In the latest move for India’s rapidly expanding space program, the government announced on March 27th that they had successfully shot down a satellite in space. Prime Minister Narendra Modi made a televised announcement to address the test, claiming that India had now established itself as a space power joining only the U.S., Russia and China in conducting anti-satellite tests per Reuters. The missile was fired from Odisha in East India and collided with a satellite in low-Earth orbit 300km away, Modi stated. It is indeed a significant step in space capability for India, which has increased its focus on becoming a space power with a probe sent to Mars in 2014 and plans for a manned space flight in 2022. However, the timing of the announcement has caught few by surprise as an upcoming general election has Modi’s Hindu nationalist party attempting to highlight the government’s achievements. Additionally, and perhaps more importantly, the test raised concerns about the outer-space security environment and the debris that will be left after the test.
The Foreign Ministry of India issued a statement saying; “The capability achieved through the anti-satellite missile test provides credible deterrence against threats to our growing space-based assets from long range missiles, and proliferation in the types and numbers of missiles.” However, others have expressed concern over this sort of test which has not taken place since China destroyed a satellite in 2007. A U.S. based satellite imaging company called Planet issued a statement; “Space should be used for peaceful purposes, and destroying satellites on orbit severely threatens the long term stability of the space environment for all space operators.”
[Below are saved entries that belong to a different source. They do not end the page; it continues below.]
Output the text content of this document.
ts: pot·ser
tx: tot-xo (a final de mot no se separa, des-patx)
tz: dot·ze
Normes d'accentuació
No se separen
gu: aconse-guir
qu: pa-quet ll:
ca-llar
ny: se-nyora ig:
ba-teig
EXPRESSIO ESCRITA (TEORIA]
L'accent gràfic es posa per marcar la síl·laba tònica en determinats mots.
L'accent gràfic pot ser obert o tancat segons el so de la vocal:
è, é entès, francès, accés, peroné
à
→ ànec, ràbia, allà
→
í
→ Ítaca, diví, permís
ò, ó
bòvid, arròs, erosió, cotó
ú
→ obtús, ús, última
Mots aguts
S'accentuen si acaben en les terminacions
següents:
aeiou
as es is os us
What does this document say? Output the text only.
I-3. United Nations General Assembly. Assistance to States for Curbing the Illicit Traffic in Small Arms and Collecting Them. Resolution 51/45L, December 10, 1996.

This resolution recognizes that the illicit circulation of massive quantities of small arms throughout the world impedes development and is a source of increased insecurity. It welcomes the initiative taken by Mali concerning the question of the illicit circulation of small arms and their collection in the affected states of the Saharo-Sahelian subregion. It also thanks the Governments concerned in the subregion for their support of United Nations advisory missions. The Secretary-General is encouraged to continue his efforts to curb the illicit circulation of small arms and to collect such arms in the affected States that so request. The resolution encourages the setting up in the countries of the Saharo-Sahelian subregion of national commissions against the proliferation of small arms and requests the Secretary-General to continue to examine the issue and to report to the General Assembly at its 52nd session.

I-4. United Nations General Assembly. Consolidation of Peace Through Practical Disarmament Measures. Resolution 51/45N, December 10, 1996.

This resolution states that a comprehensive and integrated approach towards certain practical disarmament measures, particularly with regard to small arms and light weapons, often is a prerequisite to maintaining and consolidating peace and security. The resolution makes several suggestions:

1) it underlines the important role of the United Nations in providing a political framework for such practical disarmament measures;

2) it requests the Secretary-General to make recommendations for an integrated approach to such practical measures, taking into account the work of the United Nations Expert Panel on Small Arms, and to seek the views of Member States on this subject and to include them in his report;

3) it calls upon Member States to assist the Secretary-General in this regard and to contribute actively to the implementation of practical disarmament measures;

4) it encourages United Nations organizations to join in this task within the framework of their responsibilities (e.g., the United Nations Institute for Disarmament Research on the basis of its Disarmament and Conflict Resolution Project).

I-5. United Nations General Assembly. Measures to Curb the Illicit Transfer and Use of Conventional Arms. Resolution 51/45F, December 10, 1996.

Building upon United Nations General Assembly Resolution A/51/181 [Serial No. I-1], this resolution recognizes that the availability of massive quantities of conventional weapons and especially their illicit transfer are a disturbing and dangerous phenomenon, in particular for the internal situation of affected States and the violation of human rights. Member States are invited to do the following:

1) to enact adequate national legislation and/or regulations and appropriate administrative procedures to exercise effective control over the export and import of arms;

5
Frans von der Dunk, a space law expert at the University of Nebraska-Lincoln, outlined the legality of the test to Reuters; “Unfortunately, there is no binding international legal rule (yet) which prohibits the wanton creation of space debris.” Despite this, he proposes that this may still be a violation of the Outer Space Treaty 1967 “since they [other nations] might well suffer harmful interference with their own satellite operations.”
In all, the test indicates that space is increasingly becoming a security realm, despite the best efforts of the Outer Space Treaty which envisions parties exploring space for peaceful purposes. The importance of satellite imaging to military intelligence explains the apprehensions that India may have over the protection of its space assets. The issue of space junk is also one which India argues will be solved by the low orbit of the satellite. G Satheesh Reddy, the head of the Defence Research and Development Organisation told Reuters that “The debris is moving right now. How much debris, we are trying to work out, but our calculations are it should be dying down within 45 days,” in an attempt to allay fears of interference with other satellites.
The fundamental issue with the project from an international point of view is the lack of consultation or notification from India’s side. The launch was reportedly detected by the U.S. but the lack of discussion with other space powers, in particular, raises the issue that space projects will continue to become confidential military ones rather than operations which encourage cooperation in the use of outer space. The very military nature of the test led to this secrecy and the scattering of unidentified space junk in orbit. As acting head of the Pentagon Patrick Shanahan responded to the test; “We all live in space. Let’s not make it a mess.”